All speeches either began or ended with criticism of the American policy.
And when a speaker came on to the subject of America, I would crane my neck and peep at Gen McChrystal to check his reaction.
It was always the same - a half smile.
Gen McChrystal began his address by owning up to the mistakes in the military campaign.
The general had first-hand knowledge of civilian casualties and lack of good governance in lawless rural areas of Afghanistan. He had travelled all that week to several of the restive and remote districts and valleys.
During the meeting, he boldly stated that corruption was endemic in the Afghan government and insisted that the Afghan national security forces must be trained so they can take charge.
"Corruption is endemic in Afghan government structures; we have not seen the political will necessary to inspire the Afghan people. I must also admit that corruption exists in the international community; this is a huge source of instability,'' he had said.
He understood more than any other Western official how sensitive Afghans were about civilian casualties and night raids.
I know this because I saw him meeting a group of tribal elders from eastern Afghanistan.
The atmosphere was tense as the elders complained about a recent night raid by US special forces.
One elder stood up and almost shouted at the general and his delegation.
"Russians used to do the same thing and you know what happened to them.

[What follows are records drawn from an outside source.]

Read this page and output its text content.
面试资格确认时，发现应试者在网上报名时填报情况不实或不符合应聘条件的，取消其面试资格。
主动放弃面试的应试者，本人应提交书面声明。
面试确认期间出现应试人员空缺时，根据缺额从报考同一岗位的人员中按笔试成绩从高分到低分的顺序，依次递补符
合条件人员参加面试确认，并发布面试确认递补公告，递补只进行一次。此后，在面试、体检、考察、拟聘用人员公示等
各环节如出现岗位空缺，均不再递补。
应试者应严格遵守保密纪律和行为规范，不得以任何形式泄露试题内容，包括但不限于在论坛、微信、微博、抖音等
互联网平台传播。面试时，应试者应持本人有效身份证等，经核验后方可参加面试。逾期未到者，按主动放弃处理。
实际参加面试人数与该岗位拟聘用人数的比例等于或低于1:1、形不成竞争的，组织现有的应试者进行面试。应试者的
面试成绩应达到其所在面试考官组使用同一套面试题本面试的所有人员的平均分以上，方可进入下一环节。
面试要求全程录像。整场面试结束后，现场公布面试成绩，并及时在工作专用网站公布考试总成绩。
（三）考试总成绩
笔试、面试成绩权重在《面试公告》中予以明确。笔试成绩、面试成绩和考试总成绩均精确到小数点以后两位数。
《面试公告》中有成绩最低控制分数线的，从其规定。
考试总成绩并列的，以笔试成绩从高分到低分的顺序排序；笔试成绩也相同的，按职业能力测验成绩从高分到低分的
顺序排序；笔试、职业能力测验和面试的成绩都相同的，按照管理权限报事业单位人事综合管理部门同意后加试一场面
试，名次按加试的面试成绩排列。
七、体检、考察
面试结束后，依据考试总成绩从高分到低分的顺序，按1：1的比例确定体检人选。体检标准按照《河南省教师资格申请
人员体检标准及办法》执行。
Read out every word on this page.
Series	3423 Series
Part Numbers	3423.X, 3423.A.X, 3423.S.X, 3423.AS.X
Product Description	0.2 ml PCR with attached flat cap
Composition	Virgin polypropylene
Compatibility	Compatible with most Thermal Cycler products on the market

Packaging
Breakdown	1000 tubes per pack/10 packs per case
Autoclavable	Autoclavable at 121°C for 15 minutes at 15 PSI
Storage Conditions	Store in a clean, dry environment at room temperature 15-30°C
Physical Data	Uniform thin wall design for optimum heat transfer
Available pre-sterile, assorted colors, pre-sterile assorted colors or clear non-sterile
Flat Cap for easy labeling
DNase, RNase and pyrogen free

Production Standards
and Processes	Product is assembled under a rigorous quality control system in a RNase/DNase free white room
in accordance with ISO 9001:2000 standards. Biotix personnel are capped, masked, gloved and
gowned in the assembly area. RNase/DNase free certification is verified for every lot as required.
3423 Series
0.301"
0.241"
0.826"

The US is acting like the Soviets," said the elder, who had lost family members in one such raid.
The hot weather added to the growing tension. Gen McChrystal was sweating. The gathering was badly organised, and was now becoming confused as everyone talked at once.
Gen McChrystal quietly stood up and, addressing the aggrieved elder, said: "Sir, I am sorry for your loss. I can feel your pain."
He then looked towards the translator to ensure that the elder heard and understood what he was saying.
"But, I also know my words won't bring back your lost ones."
All eyes were on the general now and the mood changed at once.
"Sir," the general continued. "We are not the Soviets. They killed one million Afghans. We have not done that."